Electron vortex beams for chirality probing at the nanoscale

TL;DR

This paper introduces a novel method using electron vortex beams in electron microscopes to detect nanoscale electromagnetic chirality with high spatial resolution, leveraging the orbital angular momentum of modulated electron beams.

Contribution

It proposes a new approach for probing electromagnetic chirality at the nanoscale using coherent superpositions of electron vortex states, demonstrating sensitivity to chiral near fields.

Findings

Effective detection of chirality in nanostructures demonstrated

High spatial resolution achieved through electron vortex beam spectroscopy

Potential for nanoscale chiral characterization in materials science

Abstract

In this work we propose a method for probing the chirality of nanoscale electromagnetic near fields utilizing the properties of a coherent superposition of free-electron vortex states in electron microscopes.
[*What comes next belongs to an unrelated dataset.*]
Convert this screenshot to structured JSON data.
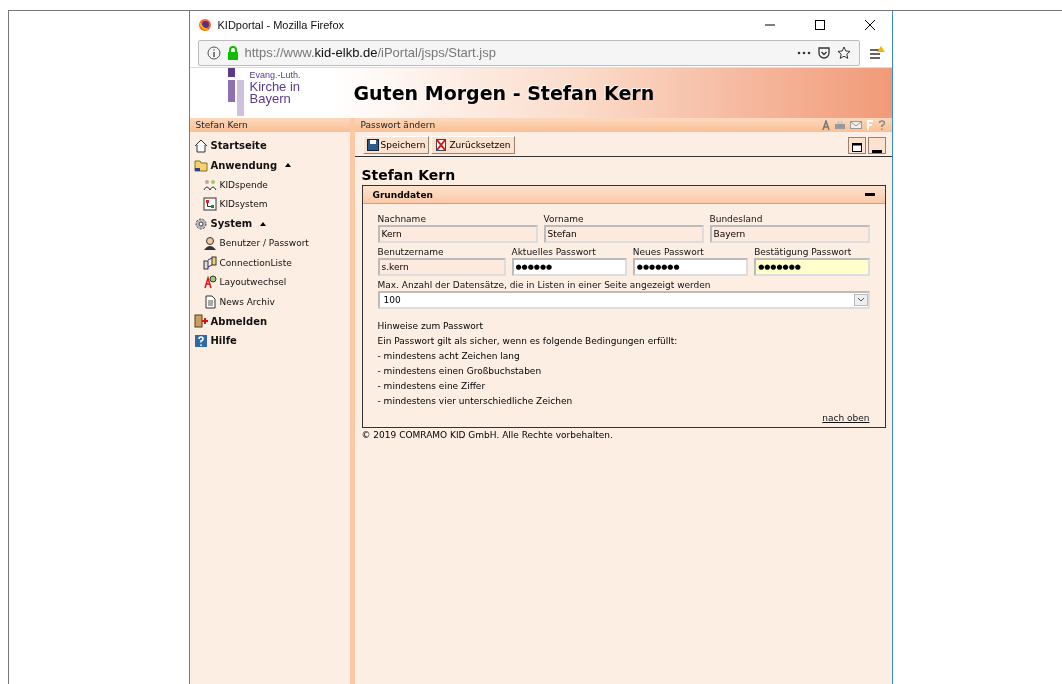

Electron beams optically modulated into vortices carry orbital angular momentum, thanks to which they are sensitive to the spatial phase distribution and topology of the investigated field. The sense of chirality of the studied specimen can be extracted from the spectra of the electron beam with nanoscale precision owing to the short picometer de Broglie wavelength of the electron beam. We present a detailed case study of the interaction of a coherent superposition of electron vortex states and the optical near field of a golden nanosphere illuminated by circularly polarized light as an example, and we examine the chirality sensitivity of electron vortex beams on intrinsically chiral plasmonic nanoantennae.